Node: id=122, parent=117 Config: gain=10, rank=25, seed=42, lr_W=2E-3, edge_diff=20000 Metrics: conn_R2=0.8959, test_R2=0.9994, U_R2=0.9320, V_R2=0.8723 Observation: edge_diff=20000 FAILED to fix gain=10 rank=25 seed=42. V_R2 still degraded. declare seed=42 unlearnable at this cell.

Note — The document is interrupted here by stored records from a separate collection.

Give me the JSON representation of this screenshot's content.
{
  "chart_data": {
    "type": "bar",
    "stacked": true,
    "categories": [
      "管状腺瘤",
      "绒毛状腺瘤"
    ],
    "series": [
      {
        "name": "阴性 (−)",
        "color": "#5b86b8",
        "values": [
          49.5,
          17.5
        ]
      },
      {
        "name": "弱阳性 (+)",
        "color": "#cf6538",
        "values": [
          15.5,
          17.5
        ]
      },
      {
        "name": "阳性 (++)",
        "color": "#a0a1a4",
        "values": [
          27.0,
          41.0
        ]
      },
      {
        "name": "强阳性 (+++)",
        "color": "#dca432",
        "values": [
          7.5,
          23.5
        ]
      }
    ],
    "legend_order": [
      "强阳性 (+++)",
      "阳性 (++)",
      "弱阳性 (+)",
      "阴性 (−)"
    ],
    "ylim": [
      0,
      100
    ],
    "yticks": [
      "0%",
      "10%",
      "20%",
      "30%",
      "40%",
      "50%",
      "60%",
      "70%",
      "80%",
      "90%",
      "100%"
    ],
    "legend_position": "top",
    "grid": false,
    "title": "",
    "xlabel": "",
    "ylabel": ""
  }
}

Iter 123: converged (BREAKTHROUGH)

Node: id=123, parent=120 Config: gain=4, rank=30, seed=137, lr_W=4E-3, edge_diff=10000 Metrics: conn_R2=0.9993, test_R2=0.9992, U_R2=0.9596, V_R2=0.9596 Observation: BREAKTHROUGH gain=4 rank=30 SOLVED! pattern confirmed: gain=4/5 need rank=30 (high DoF) while rank=10/20 fail.

Iter 124: partial

Node: id=124, parent=root Config: gain=7, rank=25, seed=137, lr_W=3E-3, edge_diff=10000 Metrics: conn_R2=0.8977, test_R2=0.9999, U_R2=0.9549, V_R2=0.8862 Observation: gain=7 rank=25 partial at 0.90 conn_R2. V_R2=0.886 is limiting. similar to gain=6 rank=25 degeneracy pattern.

Emerging Observations

  • low-gain (4-5) needs rank=30: both gain=4 and gain=5 at rank=30 SOLVED (0.999+) while rank=10/20 fail. high DoF compensates weak signal.
  • mid-gain (6-7) has rank=25 anomaly: gain=6 rank=25 UNLEARNABLE, gain=7 rank=25 partial (0.90). mid-gain at rank=25 prone to V collapse.
  • high-gain (8-10) universally easy: except gain=10 rank=25 seed=42 (UNFIXABLE despite edge_diff=20000).
  • edge_diff scaling: 10000 default, 15000 for some rank=25 cases, 20000 doesn't help seed-specific failures.